Though they’re one scant stop short of an “I’m Spending My Kid’s Inheritance” bumper sticker on the team bus side of the equation, the High Road boys pull it all back home with the caravan vehicles. While most stateside teams are content to piece together a suitable Yakima or Thule system for hauling bikes, High Road goes for the pure Euro solution – custom welding and hydraulics. No, not the kind of hydraulics that probably grace the undercarriage of the Rock Racing Escalades, allowing a range of suspension motion that would make the late Tupac blush, but roof rack hydraulics, which let everything fold down nice and tidy and flat when you want it to:

After all, if you think gas is expensive here, you should go to Europe. What’s more, they have the extra-special Y-shaped spare wheel mounts that let you hang nearly twice as many spare wheels off the back of a Passat (or a Skoda, or an Audi, or any other VAG product). Given the choice of vehicles, the fact that it’s U-bolted to the factory rack, and the limited supply of such fixtures in the U.S., I have to wonder if this is the exact same system that used to grace the roof of the VWs that Discovery Channel used stateside during their tenure.

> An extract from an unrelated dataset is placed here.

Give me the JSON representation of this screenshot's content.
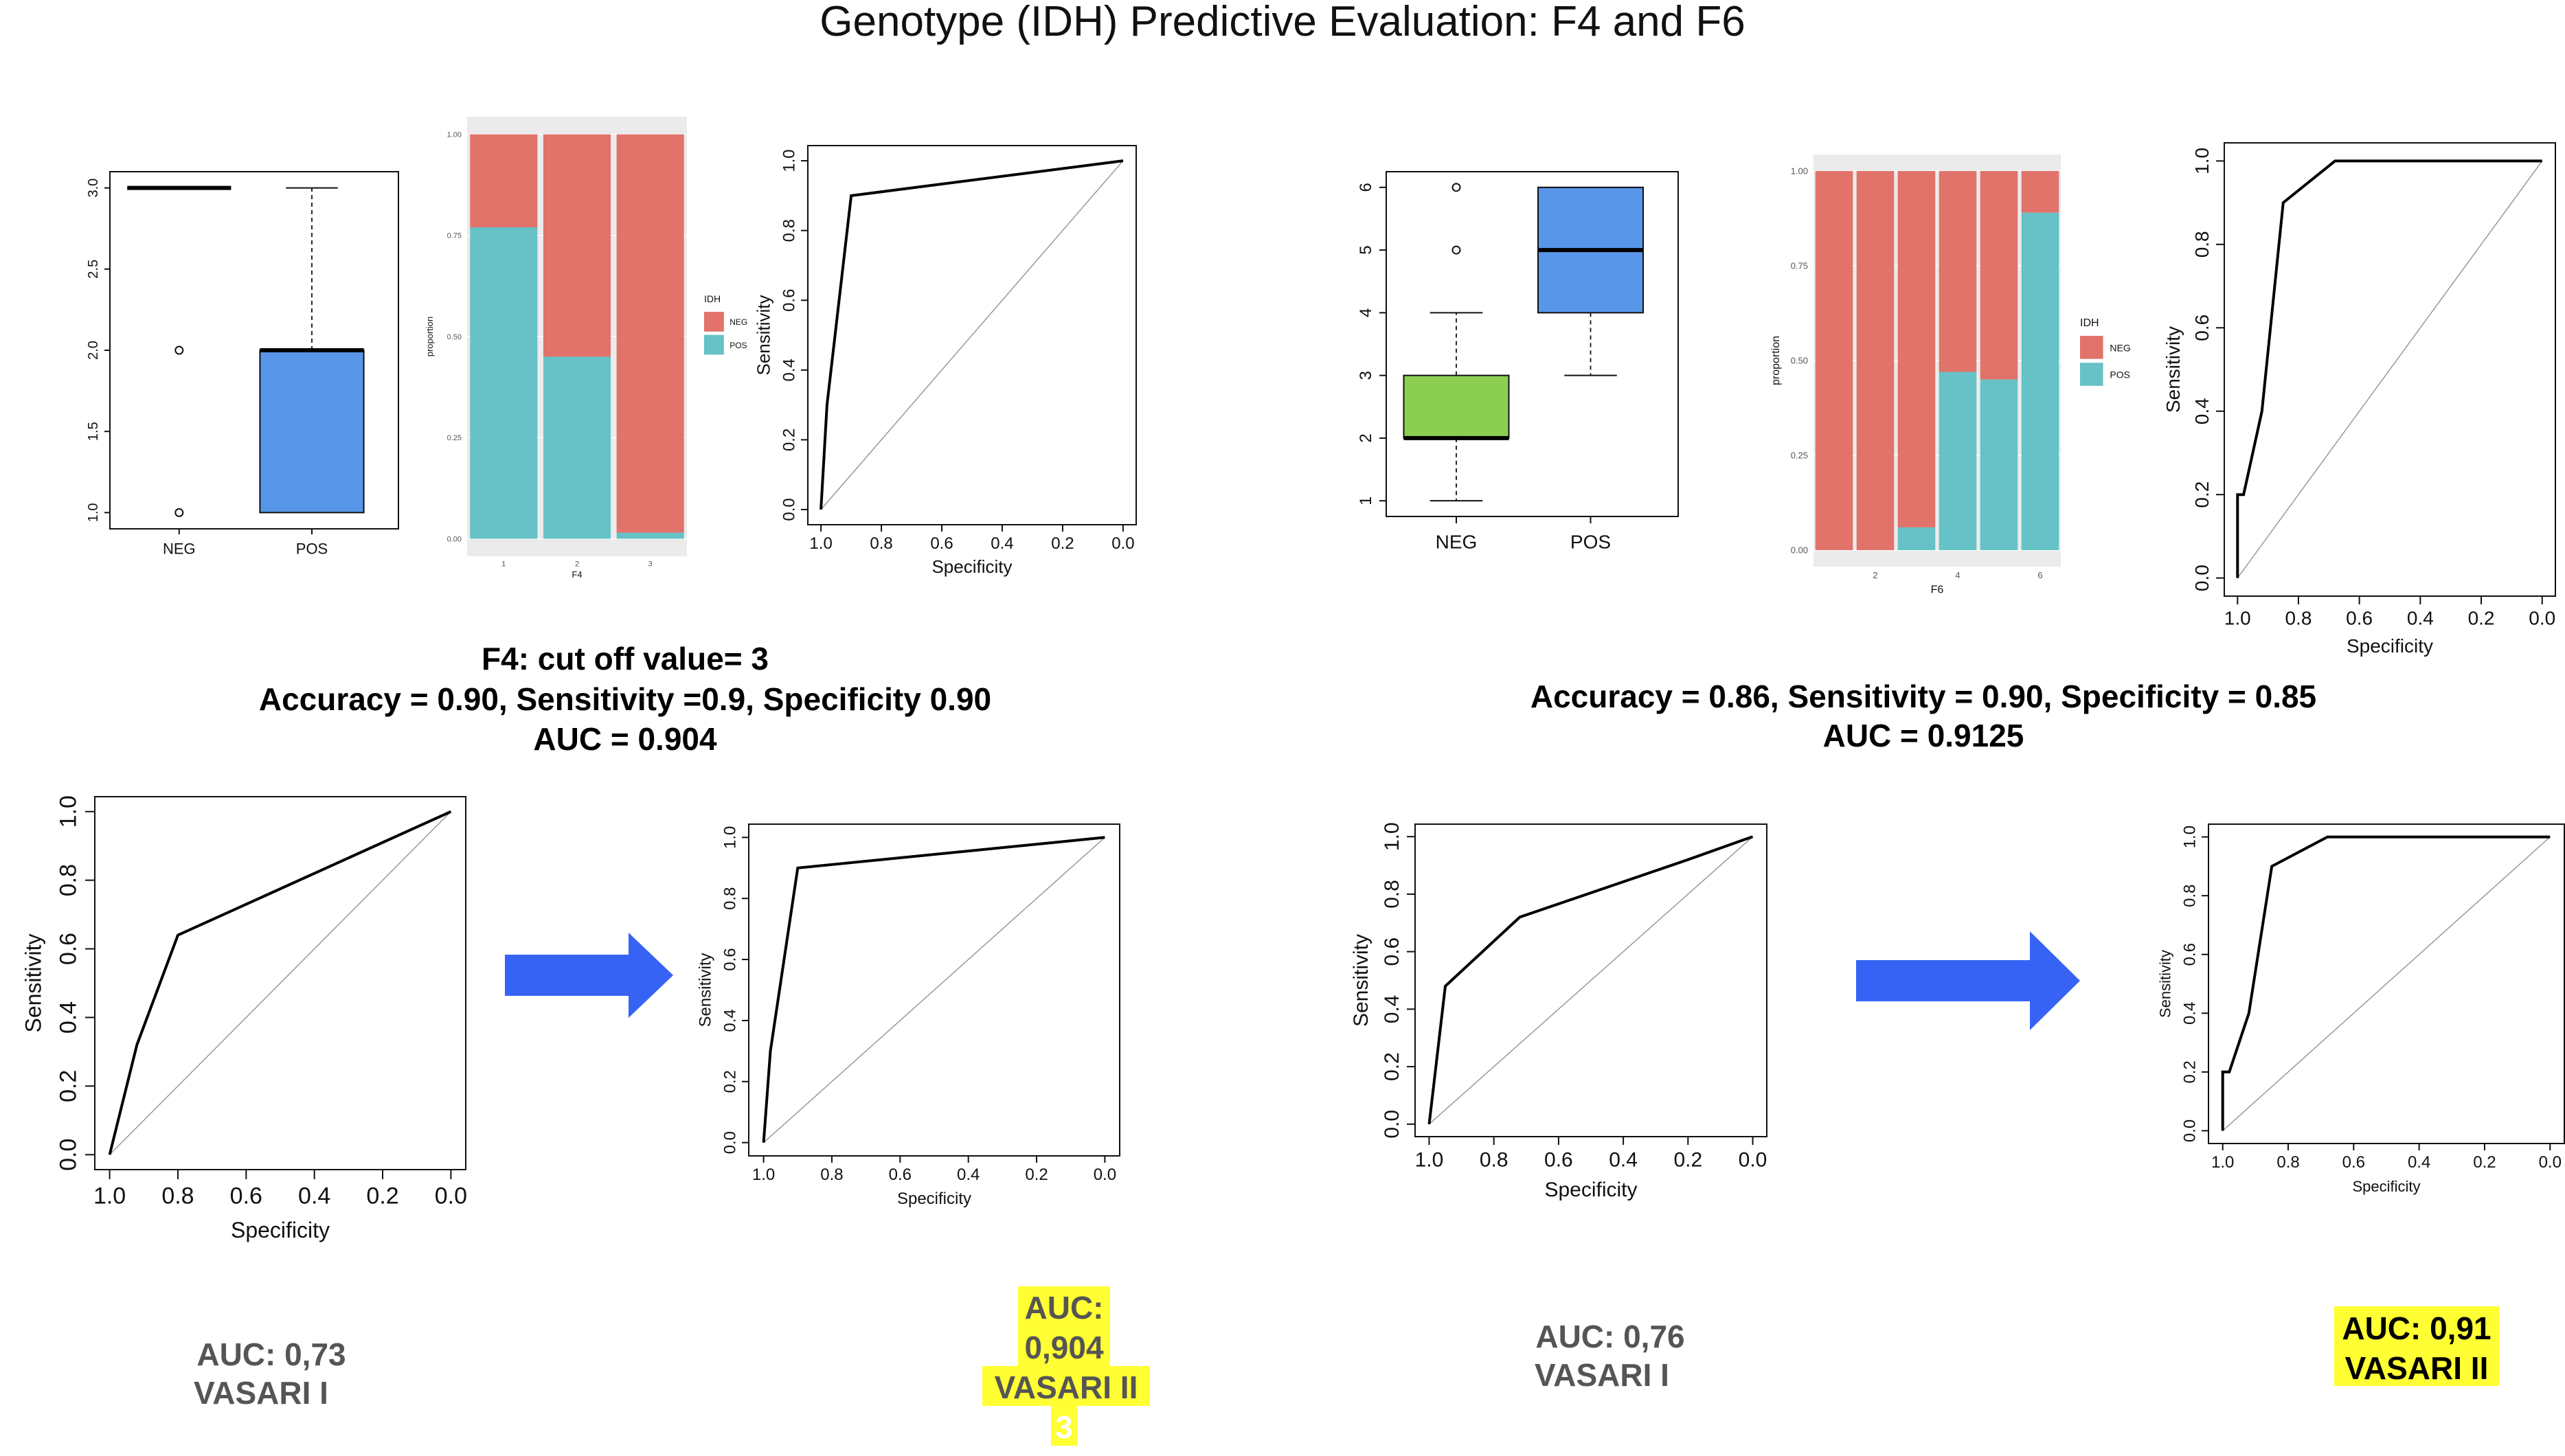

Recycling of that sort is actually pretty common, both in Europe and here in the United States. For instance, Team Type 1’s flashy equipment truck was originally purchased by Tom Schuler for the powerhouse domestic Saturn squad of the day. When Saturn shut it’s doors, it was sold to Discovery Channel for domestic use during their tenure. With Discovery out, and Schuler back in the sport and managing Team Type 1, he repurchased the idle rig and, $6,000 worth of vinyl graphics later, she’s back. I’m headed up to Philadelphia on Sunday, so we’ll see what else we see there, on these and other life-and-death, thrill-of-victory-or-agony-of-defeat issues. In the meantime, I’ll try to throw out some other cutting-room floor material from CSC last weekend.